Thursday, February 27, 2014

Causality and Explanation

In my first course with Dr. Ulmer, we were trying to invent an ontology of the accident as opposed to substance. One of the instructions and ideas that I will never forget is that we aren't in the business of explaining the accident, but rather that the accident EXPLAINS US (not just as individuals, but as a collective society). This is with the logic of psychoanalysis -- the externalization of a string of signifiers shows us to which signifiers we are subjected to (how our unconscious is structured/organized). So, in this case, we were not thinking about explaining history, nature, or anything external in terms of causality or tendency.

In the history section, Julien claims that Westerners too had an intuition of shi: "Montesqui, has an intuition of shi, as what he calls a 'general cause' or a 'trend'" (214). Going along with what Jake Greene said in the band presentation, we don't want a "general" cause and we are not looking for a concept or myth that would explain events. Instead, I would argue in contrast we have to look at the external world to understand ourselves and, particularly, to understand our own agency.

Greg said something very suggestive last night: We are all our own prime movers.

This directs me to Julien's more explicit philosophical claims on causality. Because we in the West were concerned with being, we posited a substance which meant that we had to explain change: hence, agency. The challenge for China is that they have to explain being or, relative stability.

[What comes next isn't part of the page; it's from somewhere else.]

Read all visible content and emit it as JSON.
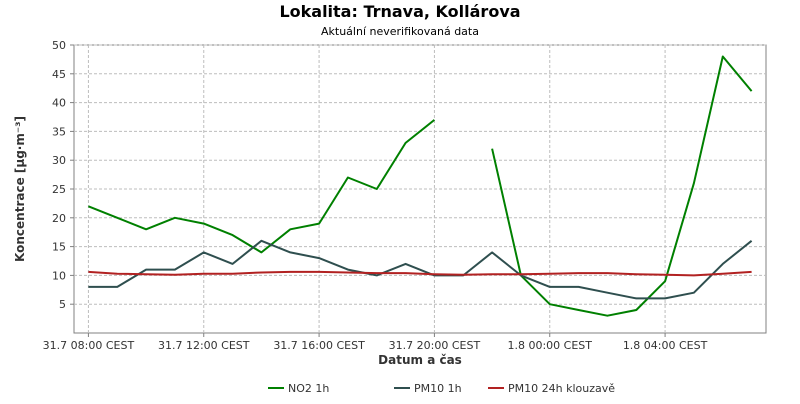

According to Julien, the Chinese explain that through positing nature, history (remember, although the Chinese are not speculative, they tend to be systematic) as a closed, auto-regulative system that functions through alternation.

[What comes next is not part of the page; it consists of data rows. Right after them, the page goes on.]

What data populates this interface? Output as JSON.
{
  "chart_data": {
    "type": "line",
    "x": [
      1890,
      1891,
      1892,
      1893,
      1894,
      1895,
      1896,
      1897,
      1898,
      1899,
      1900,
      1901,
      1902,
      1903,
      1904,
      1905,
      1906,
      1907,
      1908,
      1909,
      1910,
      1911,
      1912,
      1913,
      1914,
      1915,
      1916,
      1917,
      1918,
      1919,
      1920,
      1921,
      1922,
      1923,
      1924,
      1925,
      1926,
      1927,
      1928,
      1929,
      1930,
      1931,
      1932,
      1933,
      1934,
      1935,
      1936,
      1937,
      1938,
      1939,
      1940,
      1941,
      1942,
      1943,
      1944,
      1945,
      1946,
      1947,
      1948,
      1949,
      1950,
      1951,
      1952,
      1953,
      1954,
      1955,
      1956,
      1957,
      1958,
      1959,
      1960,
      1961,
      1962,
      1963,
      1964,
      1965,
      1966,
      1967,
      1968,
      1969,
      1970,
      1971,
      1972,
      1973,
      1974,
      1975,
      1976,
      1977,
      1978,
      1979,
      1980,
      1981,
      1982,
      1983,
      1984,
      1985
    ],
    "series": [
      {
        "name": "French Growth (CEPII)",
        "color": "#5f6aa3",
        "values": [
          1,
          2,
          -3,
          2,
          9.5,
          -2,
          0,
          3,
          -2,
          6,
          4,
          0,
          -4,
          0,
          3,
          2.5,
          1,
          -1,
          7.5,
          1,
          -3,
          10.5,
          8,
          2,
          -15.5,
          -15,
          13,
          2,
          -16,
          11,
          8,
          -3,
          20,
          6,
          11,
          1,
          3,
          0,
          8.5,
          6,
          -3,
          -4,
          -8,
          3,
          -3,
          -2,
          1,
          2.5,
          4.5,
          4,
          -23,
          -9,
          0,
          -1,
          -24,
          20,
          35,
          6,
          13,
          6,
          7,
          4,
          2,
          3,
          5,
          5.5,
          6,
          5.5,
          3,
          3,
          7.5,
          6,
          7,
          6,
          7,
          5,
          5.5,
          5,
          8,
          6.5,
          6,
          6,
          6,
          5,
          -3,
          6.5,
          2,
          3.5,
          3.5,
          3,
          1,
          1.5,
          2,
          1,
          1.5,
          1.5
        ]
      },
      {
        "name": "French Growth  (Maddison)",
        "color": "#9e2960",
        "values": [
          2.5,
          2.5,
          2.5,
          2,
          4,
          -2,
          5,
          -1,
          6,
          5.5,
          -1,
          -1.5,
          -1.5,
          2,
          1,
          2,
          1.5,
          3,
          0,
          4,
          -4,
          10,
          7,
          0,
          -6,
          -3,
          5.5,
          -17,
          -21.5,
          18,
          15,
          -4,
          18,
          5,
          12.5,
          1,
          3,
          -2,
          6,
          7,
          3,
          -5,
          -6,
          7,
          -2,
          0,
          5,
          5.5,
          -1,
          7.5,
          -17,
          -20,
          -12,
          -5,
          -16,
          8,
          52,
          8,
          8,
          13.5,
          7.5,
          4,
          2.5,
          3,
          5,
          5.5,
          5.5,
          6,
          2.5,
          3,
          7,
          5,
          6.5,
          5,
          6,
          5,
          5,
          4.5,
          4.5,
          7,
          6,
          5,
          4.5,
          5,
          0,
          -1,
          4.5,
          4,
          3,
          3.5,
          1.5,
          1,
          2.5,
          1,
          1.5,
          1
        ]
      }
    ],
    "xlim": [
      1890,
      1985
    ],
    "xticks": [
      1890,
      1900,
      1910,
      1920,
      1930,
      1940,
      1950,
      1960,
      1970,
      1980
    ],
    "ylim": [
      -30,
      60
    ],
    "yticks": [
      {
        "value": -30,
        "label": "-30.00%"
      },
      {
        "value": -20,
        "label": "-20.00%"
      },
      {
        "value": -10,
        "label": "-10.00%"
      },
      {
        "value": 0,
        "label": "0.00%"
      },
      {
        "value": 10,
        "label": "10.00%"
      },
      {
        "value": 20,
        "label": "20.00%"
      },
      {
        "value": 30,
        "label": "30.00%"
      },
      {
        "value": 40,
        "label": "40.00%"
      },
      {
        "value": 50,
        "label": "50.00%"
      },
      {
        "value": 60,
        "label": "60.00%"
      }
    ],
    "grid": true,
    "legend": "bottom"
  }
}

We are looking for what Michel Serres calls a "quasi-cause," a catalyst, a parasite. A 'cause' in the sense of object cause of our desire (we will get into this more with Lacan).

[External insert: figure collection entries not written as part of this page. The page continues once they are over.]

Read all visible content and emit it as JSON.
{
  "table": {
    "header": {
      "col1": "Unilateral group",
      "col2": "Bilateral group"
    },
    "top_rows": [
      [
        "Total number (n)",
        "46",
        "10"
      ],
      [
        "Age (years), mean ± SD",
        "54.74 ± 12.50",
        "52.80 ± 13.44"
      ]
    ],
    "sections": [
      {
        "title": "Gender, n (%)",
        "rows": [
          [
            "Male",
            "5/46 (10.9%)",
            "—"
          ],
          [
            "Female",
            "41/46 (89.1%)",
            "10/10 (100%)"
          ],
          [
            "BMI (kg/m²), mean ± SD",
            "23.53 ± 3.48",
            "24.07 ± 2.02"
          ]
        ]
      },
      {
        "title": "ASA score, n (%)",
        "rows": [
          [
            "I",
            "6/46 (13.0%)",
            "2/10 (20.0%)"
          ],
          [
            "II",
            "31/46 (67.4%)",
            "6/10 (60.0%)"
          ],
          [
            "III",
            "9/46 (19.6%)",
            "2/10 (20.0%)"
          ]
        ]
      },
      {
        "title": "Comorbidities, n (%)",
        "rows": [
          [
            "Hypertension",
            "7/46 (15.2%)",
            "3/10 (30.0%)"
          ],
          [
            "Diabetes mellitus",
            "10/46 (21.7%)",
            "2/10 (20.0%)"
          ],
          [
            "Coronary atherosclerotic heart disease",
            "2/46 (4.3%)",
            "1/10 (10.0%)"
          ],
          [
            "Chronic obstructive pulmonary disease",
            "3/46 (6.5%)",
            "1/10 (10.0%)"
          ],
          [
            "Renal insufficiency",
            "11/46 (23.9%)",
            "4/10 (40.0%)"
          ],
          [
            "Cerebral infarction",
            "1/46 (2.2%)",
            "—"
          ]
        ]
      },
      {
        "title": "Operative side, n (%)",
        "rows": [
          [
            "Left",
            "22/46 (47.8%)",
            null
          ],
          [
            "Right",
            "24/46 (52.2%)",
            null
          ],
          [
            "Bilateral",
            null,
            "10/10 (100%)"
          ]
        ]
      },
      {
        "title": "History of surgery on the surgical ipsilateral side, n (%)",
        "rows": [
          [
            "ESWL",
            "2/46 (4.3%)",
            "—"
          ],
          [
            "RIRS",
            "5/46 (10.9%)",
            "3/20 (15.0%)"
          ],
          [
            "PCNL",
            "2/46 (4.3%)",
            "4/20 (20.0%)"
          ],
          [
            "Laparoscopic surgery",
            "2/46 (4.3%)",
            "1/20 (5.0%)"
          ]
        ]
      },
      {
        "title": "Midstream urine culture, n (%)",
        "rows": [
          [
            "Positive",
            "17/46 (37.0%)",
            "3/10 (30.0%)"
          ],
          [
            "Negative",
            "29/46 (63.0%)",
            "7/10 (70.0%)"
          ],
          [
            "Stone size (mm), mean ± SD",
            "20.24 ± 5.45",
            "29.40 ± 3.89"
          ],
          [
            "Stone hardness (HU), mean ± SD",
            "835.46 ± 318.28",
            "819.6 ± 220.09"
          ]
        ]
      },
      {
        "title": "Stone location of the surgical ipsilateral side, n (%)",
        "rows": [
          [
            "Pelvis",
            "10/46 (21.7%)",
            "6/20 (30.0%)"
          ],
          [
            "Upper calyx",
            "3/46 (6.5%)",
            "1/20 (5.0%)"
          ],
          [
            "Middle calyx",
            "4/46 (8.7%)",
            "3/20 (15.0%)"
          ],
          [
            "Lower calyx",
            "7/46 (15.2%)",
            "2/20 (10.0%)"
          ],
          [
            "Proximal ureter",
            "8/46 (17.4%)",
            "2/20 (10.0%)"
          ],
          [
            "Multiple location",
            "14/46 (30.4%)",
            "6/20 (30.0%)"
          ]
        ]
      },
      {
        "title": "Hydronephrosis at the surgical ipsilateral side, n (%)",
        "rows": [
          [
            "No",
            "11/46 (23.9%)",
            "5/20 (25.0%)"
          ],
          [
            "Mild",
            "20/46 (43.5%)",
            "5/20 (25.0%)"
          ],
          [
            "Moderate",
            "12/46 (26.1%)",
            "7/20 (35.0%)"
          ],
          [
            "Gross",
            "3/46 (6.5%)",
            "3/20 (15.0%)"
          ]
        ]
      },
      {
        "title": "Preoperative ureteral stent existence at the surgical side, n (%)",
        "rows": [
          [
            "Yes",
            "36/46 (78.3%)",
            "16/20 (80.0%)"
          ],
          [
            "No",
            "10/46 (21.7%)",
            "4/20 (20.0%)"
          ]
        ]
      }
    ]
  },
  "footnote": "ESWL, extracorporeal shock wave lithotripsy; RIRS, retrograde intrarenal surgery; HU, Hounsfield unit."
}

Instruction: We are not trying to explain Chinese metaphysics or Western Metaphysics or Electrate Metaphysics, because to explain them would be to locate causality in either abstract concepts, agents, and causes or internal processes of auto-regulative systems. We have to look at Electrate Metaphysics as emerging from the co-agency (quasi-agency/quasi-cause) of human beings sending their desires out into the world and getting them back in return. 

The world intimates. 

I think this instruction is close to a Chinese poetics, but instead of trying to capture the internal "spirit" or "breath of life," we want to capture the relation between the senses, desire, and the world. I recognize I might be jumping the gun or important other attempts at electrate rhetoric/metaphysics from other seminars, but I think that this is in some ways the only alternative to these literate systems of explanation. Not to eliminate cause, but to think about cause differently. Lacan will help a lot with this task.